Why Is the Stock Market So Volatile in October?
Over the past twenty years, market experts have observed that October tends to be the month of the year with the greatest volatility. Companies traded on the stock market tend to see the sharpest jumps and steepest drops in share value during the month of October.
Some of the global economy’s most traumatic events have occurred during the tenth month of the year; from the Crash of 1929 that ushered in the Great Depression to 1987’s ‘Black Monday’, generation-defining market drops seem to be concentrated in October.

When one calculates the standard deviation of daily share price gyrations since the Dow Jones Industrial Index (USA 30 - Wall Street) was created in 1896, it can be shown that volatility for the index is 38% higher than average in October.
Another method of calculating monthly ups and downs on the stock market is the VIX Volatility Index (CBOE Volatility Index Futures), often referred to as the ‘Fear Index’. The VIX uses the same method used to calculate options valuations to predict expected market volatility on the S&P 500 (USA 500) for a given month. The VIX hit its record high in October 2008, during the height of the global financial crisis. Furthermore, since 1928, the S&P 500 has seen an average 8.30% difference between its closing high and low in October.

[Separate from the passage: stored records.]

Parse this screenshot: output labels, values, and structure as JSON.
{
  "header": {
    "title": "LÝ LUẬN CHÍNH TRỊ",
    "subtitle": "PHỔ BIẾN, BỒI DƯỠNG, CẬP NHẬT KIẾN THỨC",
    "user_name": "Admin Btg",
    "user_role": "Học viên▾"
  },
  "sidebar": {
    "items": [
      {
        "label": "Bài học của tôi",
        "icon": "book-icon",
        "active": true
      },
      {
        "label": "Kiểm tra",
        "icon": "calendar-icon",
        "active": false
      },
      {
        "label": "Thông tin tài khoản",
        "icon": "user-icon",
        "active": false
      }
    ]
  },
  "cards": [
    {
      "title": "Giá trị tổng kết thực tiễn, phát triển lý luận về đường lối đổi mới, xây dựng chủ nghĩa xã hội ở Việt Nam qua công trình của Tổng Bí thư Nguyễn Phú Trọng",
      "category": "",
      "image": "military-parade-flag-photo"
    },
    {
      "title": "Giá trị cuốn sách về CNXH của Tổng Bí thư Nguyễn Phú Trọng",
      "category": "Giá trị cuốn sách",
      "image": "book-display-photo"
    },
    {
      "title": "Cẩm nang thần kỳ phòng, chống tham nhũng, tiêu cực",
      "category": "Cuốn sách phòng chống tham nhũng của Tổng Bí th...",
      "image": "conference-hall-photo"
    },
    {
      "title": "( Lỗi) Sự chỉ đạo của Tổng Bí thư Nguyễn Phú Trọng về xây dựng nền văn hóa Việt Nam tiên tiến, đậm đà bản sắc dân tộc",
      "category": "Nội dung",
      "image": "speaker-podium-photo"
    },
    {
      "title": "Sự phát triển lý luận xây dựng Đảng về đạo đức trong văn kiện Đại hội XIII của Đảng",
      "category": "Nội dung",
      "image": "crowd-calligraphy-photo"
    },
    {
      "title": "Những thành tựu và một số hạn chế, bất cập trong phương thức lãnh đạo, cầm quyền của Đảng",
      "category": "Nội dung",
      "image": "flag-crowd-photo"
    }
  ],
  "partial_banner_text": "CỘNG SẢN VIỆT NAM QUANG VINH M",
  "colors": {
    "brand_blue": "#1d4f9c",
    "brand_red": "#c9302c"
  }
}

In recent years, predictions of market volatility have consistently been borne out. In October of 2020, global tech giants Amazon (AMZN) and Apple (AAPL) both posted jumps in share value by over 10% while the STOXX Europe 50 index fell by 10%. The preceding October, the price of Natural Gas (NG) rose by over 25% over the course of the month. In October of 2018, both NASDAQ (NDAQ) and Oil (CL) experienced double-digit drops.
Can Analysts Explain Why October Is Volatile?
Market watchers have repeatedly tried to formulate explanations for October’s reliable tumultuousness. Some theorise that the U.S. government could be influencing the market, as its fiscal year ends on October 1st, and the incoming Chairman of the Federal Reserve is announced every four years in October. Others attribute market volatility to traders’ lifestyles, as many return from their summer vacations after Labor Day and begin to make serious trades, leading to a peak in October.
Further explanations connect this yearly phenomenon to mutual funds making fiscal year-end trades before Halloween, to third-quarter earnings reports, or to the U.S. election cycle. However, according to some economists, the most likely explanation is more mundane. October’s volatility may simply be the result of an underlying seasonal business cycle that tends to end in the early autumn. According to Prof. Terry Marsh of UC, Berkeley, there is a high probability that the market jumps and falls that tend to characterise the tenth month of the year could just be a data fluke, without any compelling causative factors.
In conclusion, although October’s market volatility has come to be an expected seasonal occurrence in stock trading, traders may wish to stay wary of any convenient explanations for the phenomenon when making their buying and selling decisions.